The 100-boar Genetipork boar stud at Morris, MN, is one of a few that is negative for PRRS (porcine reproductive and respiratory syndrome).

Keeping it that way requires a constant vigil, says Scott Dee, DVM, Swine Health Center at Morris. The veterinary clinic partners with Genetipork USA to raise and sell the company's breeding stock.

The stud was originally stocked in 1995 with PRRS-negative boars and Dee along with AI director Tom Spaeth figured using the PCR technology would be a good way to monitor that status.

PCR (polymerase chain reaction) is a molecular method for detection of the virus protein.

"In the past, it has been basically impossible to isolate the PRRS virus from semen," Dee says. "But with PCR, you are not undertaking virus isolation; you are detecting for the viral protein in the semen. It is a very sensitive assay that will allow you to detect very, very small quantities of the virus.

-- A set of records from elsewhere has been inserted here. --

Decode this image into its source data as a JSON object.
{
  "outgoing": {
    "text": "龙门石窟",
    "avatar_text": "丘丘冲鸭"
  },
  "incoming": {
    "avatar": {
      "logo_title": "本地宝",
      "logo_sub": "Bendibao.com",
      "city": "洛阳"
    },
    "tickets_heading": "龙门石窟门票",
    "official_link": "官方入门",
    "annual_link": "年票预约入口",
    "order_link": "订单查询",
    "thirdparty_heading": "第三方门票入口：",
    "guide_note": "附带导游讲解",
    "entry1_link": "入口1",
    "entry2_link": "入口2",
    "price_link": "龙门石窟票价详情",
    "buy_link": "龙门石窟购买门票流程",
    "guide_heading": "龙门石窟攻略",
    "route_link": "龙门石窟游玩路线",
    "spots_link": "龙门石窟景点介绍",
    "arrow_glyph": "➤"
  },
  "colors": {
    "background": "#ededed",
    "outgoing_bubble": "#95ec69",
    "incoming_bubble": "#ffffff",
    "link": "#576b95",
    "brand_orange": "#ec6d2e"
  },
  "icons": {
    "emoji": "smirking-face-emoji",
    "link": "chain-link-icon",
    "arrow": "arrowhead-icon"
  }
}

"Our thinking was if we monitor this herd on a monthly basis, using serology only, we might miss something that happens in between our testing periods," says Dee. "But if we conduct PCR testing on a weekly basis, then we've got a lot better chance of catching the virus."

Monday is heavy collection day at the stud, Spaeth says. A sample of each boar's semen is collected and the raw ejaculate is pooled to reduce cost (three collections each) and sent to the University of Minnesota for PCR analysis. Results are usually back in a day or so. (Each PCR test for PRRS costs $30.) "This way we can find out within 1-2 days should infection have taken place," points out Dee.

Tom Spaeth's wife, Joan, enters the testing results in a database for the veterinarians of potential customers to review. The stud has never found a semen sample PRRS positive.

Only two locations perform the PCR tests, the diagnostic laboratory at Minnesota (612-625-8787) and the South Dakota diagnostic laboratory (605-688-5171).

The National Pork Producers Council (NPPC) is organizing a group to look at the science behind general farm biosecurity practices, to see what additional research needs to be done.

Dave Pyburn, DVM, NPPC director of Veterinary Science, says the first order of business is to form an industrywide group. At their first meeting, they will discuss a literature review of current knowledge.

Second will be to determine the reasoning behind biosecurity practices.

>From that the group will develop and distribute educational and informational pieces about on-farm and transportational biosecurity.

Pyburn suggests the group will also look at the biosecurity of the national swine herd to determine what protocols are needed to keep foreign animal diseases out of the U.S.